おいおい、人の顔を見るなり睨み付けるなんてずいぶんと冷たくないか?
まるで嘘つきを見るような目をしているよ、あんた。

え?天邪鬼に話すことなんてない?
ずいぶんとひどい言い草じゃないか。
私は確かに、人里への道を教えたよ?
少し遠回りの道をね。

失せろ?ひどいひどい、そんなひどい事を言われたのは、うーんと人生で五十回目だよ。

ふざけるな?ふざけていないさ、私はふざけてはいない。
ただ君をおちょくってるだけだよ。

ふふふ、突然胸倉を掴むなんて、ずいぶんと大胆な人間だね。
バギッ!!

おっとごめん、私これでも妖怪だから、つい本気で君の腕の骨を折ってしまったよ。
でも最初に力で解決しようとしたのは君だから、そこは反省してもらうよ?

さて、なぜ私がまた君の前に現れたか分かるかい?
もしかして、私がただ単に、また君をおちょくるために現れたと思ったのかい?
違うよ。
私は

君の事が好きになったからまた君の前に現れたんだよ。

いいね、今君はとてもいい顔をしてるよ。

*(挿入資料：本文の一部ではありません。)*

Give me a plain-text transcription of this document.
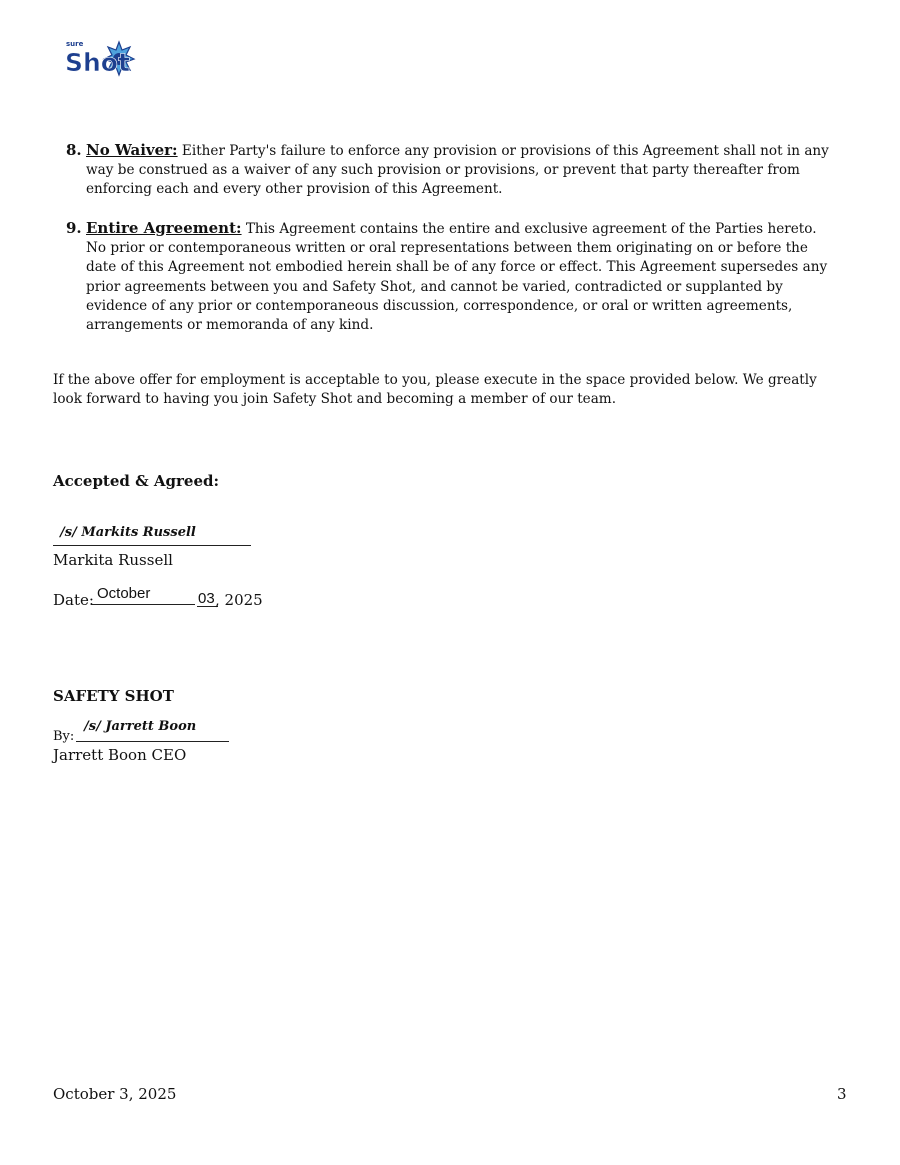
sure
Shot
8. No Waiver: Either Party's failure to enforce any provision or provisions of this Agreement shall not in any way be construed as a waiver of any such provision or provisions, or prevent that party thereafter from enforcing each and every other provision of this Agreement.
9. Entire Agreement: This Agreement contains the entire and exclusive agreement of the Parties hereto. No prior or contemporaneous written or oral representations between them originating on or before the date of this Agreement not embodied herein shall be of any force or effect. This Agreement supersedes any prior agreements between you and Safety Shot, and cannot be varied, contradicted or supplanted by evidence of any prior or contemporaneous discussion, correspondence, or oral or written agreements, arrangements or memoranda of any kind.
If the above offer for employment is acceptable to you, please execute in the space provided below. We greatly look forward to having you join Safety Shot and becoming a member of our team.
Accepted & Agreed:
/s/ Markits Russell
Markita Russell
Date: October	03 , 2025
SAFETY SHOT
By:
/s/ Jarrett Boon
Jarrett Boon CEO
October 3, 2025	3
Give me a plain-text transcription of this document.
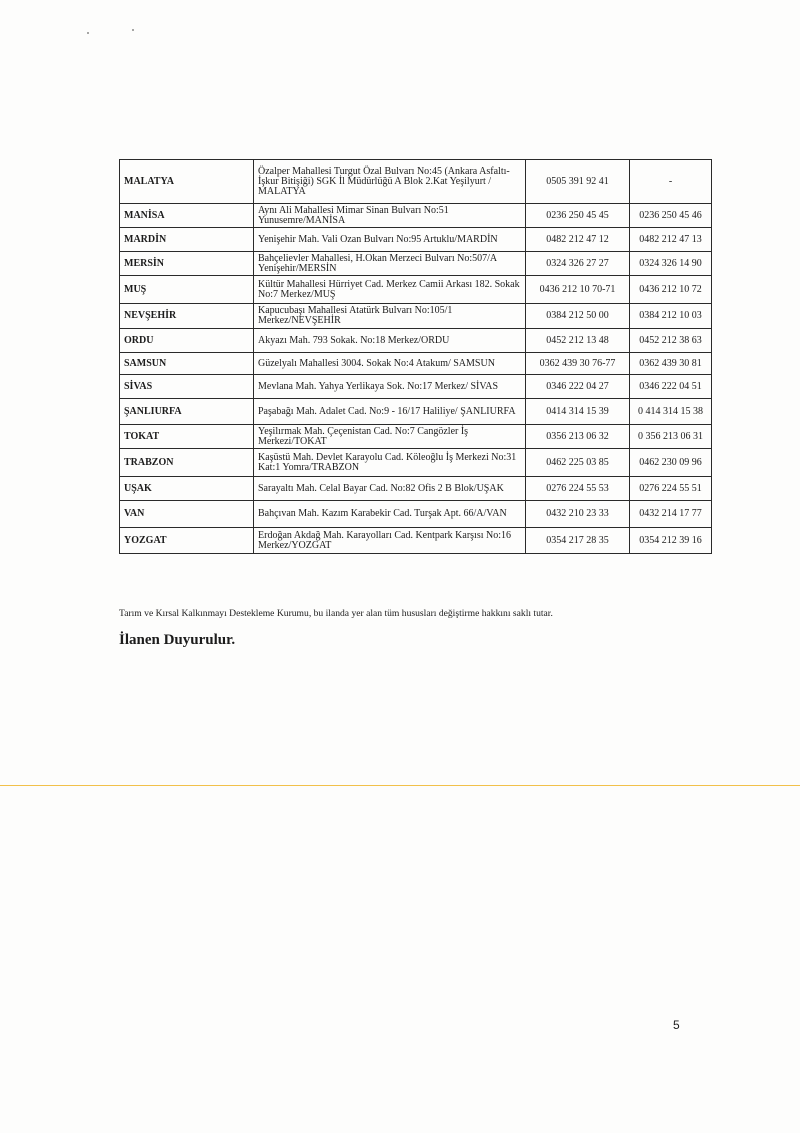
MALATYA	Özalper Mahallesi Turgut Özal Bulvarı No:45 (Ankara Asfaltı-İşkur Bitişiği) SGK İl Müdürlüğü A Blok 2.Kat Yeşilyurt / MALATYA	0505 391 92 41	-
MANİSA	Aynı Ali Mahallesi Mimar Sinan Bulvarı No:51 Yunusemre/MANİSA	0236 250 45 45	0236 250 45 46
MARDİN	Yenişehir Mah. Vali Ozan Bulvarı No:95 Artuklu/MARDİN	0482 212 47 12	0482 212 47 13
MERSİN	Bahçelievler Mahallesi, H.Okan Merzeci Bulvarı No:507/A Yenişehir/MERSİN	0324 326 27 27	0324 326 14 90
MUŞ	Kültür Mahallesi Hürriyet Cad. Merkez Camii Arkası 182. Sokak No:7 Merkez/MUŞ	0436 212 10 70-71	0436 212 10 72
NEVŞEHİR	Kapucubaşı Mahallesi Atatürk Bulvarı No:105/1 Merkez/NEVŞEHİR	0384 212 50 00	0384 212 10 03
ORDU	Akyazı Mah. 793 Sokak. No:18 Merkez/ORDU	0452 212 13 48	0452 212 38 63
SAMSUN	Güzelyalı Mahallesi 3004. Sokak No:4 Atakum/ SAMSUN	0362 439 30 76-77	0362 439 30 81
SİVAS	Mevlana Mah. Yahya Yerlikaya Sok. No:17 Merkez/ SİVAS	0346 222 04 27	0346 222 04 51
ŞANLIURFA	Paşabağı Mah. Adalet Cad. No:9 - 16/17 Haliliye/ ŞANLIURFA	0414 314 15 39	0 414 314 15 38
TOKAT	Yeşilırmak Mah. Çeçenistan Cad. No:7 Cangözler İş Merkezi/TOKAT	0356 213 06 32	0 356 213 06 31
TRABZON	Kaşüstü Mah. Devlet Karayolu Cad. Köleoğlu İş Merkezi No:31 Kat:1 Yomra/TRABZON	0462 225 03 85	0462 230 09 96
UŞAK	Sarayaltı Mah. Celal Bayar Cad. No:82 Ofis 2 B Blok/UŞAK	0276 224 55 53	0276 224 55 51
VAN	Bahçıvan Mah. Kazım Karabekir Cad. Turşak Apt. 66/A/VAN	0432 210 23 33	0432 214 17 77
YOZGAT	Erdoğan Akdağ Mah. Karayolları Cad. Kentpark Karşısı No:16 Merkez/YOZGAT	0354 217 28 35	0354 212 39 16

Tarım ve Kırsal Kalkınmayı Destekleme Kurumu, bu ilanda yer alan tüm hususları değiştirme hakkını saklı tutar.

İlanen Duyurulur.

5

やはり君を選んでよかった。
私はね、別に君に好かれようなんて思わない。むしろ逆だよ。
もっと私の事を嫌ってほしいんだ!
私は天邪鬼だから人から好かれる事をすると自己嫌悪に陥ってしまうだ。
逆に人から嫌われる事をすると、とても幸せな気持ちになる。

ん?言っている意味が分からない?
簡単な話、君はこれから私の事を嫌いながら生きるってことだよ。
私を喜ばせるためにね。

おかしいかい?ああ、おかしいだろう。私は壊れているからね。
でもね、誰かを愛するというのは壊れることなんだと思う。
その人を愛し、独占するためにその人を監禁したり、その人の周りの人間を殺してしまうという行為も他の人からしてみれば、いかれているのかもしれない。
けど、愛している本人にはそれは普通の行為なんだよ。
分かるかな?愛するというのはいかれた行為であり、そして、普通の行為なんだよ。

ふう、長話がすぎたね。ここじゃ人がつく可能性がある。場所を移そう。
果たして君は、何日で精神が壊れるのかな?
前の奴みたいに一月もてば上々かな。